Dans ce film, Coppola évoque les liens de la famille. Nous avons donc Angelo, alias Tetro, auteur qui a fui sa famille. Un jour, son petit frère Benny débarque et désire plus connaitre ce frère qui l’a abandonné malgré sa promesse de revenir le chercher.
Sans trop rentrer dans les détails, on voit comment la présence d’un père tout puissant, autoritaire et dont les valeurs diffèrent de celles de ses enfants, entraine le malheur dans sa propre famille. Enfants (Benny, Tetro) et même frère en souffrent. On a aussi, peut-être, un renvoi à l’idée de patriarche riche et célèbre qui entraine sa famille à sa suite, mais tout en l’écrasant (autoportrait de Coppola et sa famille ?). On sent aussi le mépris d’un père pour sa progéniture si celle-ci ne fait ce que lui désir.

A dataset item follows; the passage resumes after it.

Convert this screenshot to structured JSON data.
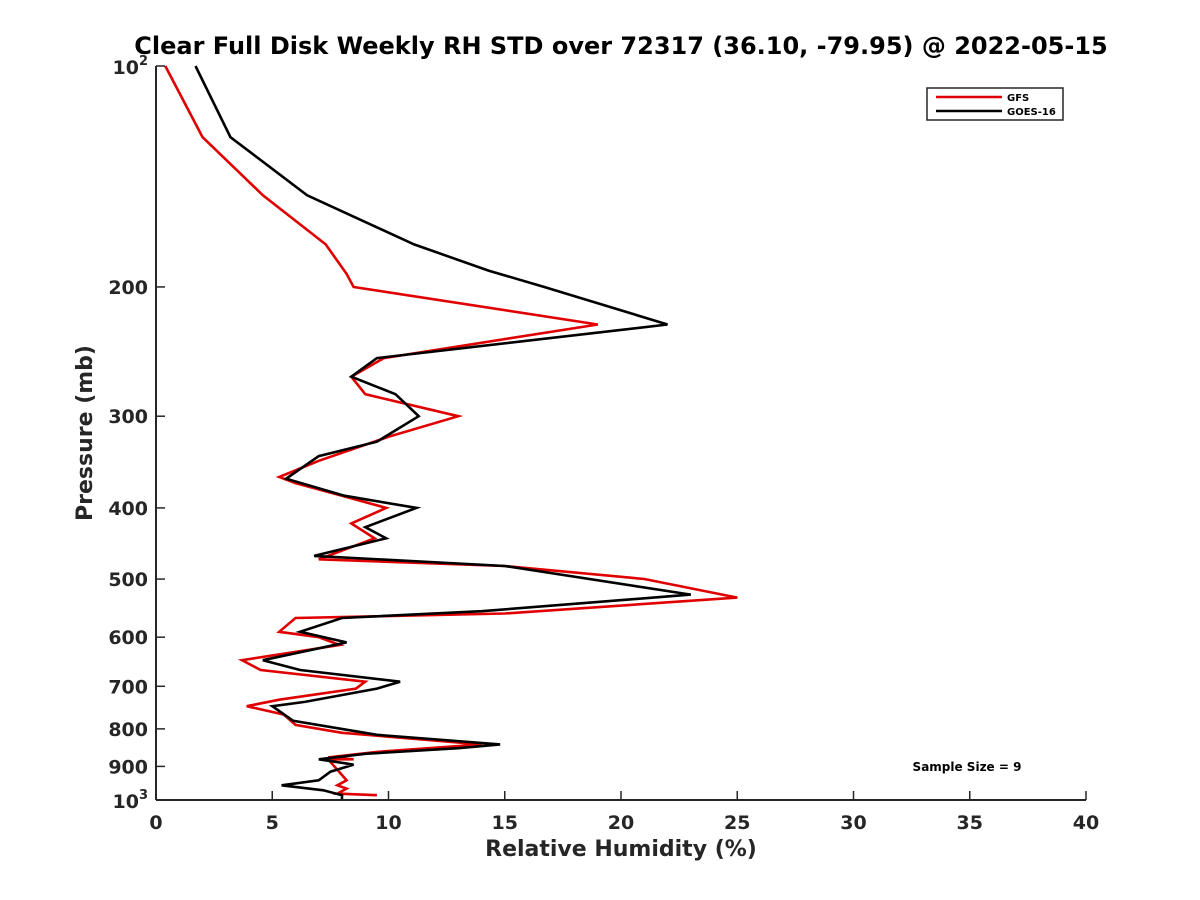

L’histoire est aussi une histoire de souffrance : personnelle, familiale, relationnelle. Je ne vais pas trop développer de peur de dire des bêtises, mais même chez les personnages secondaires, Coppola développe des types de liens étranges, parfois comique (José et sa femme qui s’adorent et se détestent à la fois), parfois tragique (comme Tetro et Alone).
Mais il y a aussi des choses intéressantes que je ne suis pas parvenue à complètement décrypter. En effet, Tetro explique à Benny sa volonté de couper tous les ponts avec sa famille. Or le nom de sa famille, c’est Tetrocini. C’est assez paradoxal de vouloir se couper de sa famille, mais de prendre comme pseudonyme une section de son patronyme : Tetro.
Je pense qu’il y a aussi tout un travail sur la recherche de la gloire et de la célébrité, sur le désir d’être reconnu par ceux que l’on estime ces pairs.
Tetro est vraiment un film que j’aurai adoré. Visuellement, j’ai été bluffé avec sa réalisation tout en puissance et en force.
Pour le reste, un sentiment de frustration puisque je sens que je suis passée à côté de certaines choses.
C’est un film que je recommande chaudement et que je prendrais plaisir à revoir dans quelques années, en espérant que j’ai plus d’éléments pour le décrypter.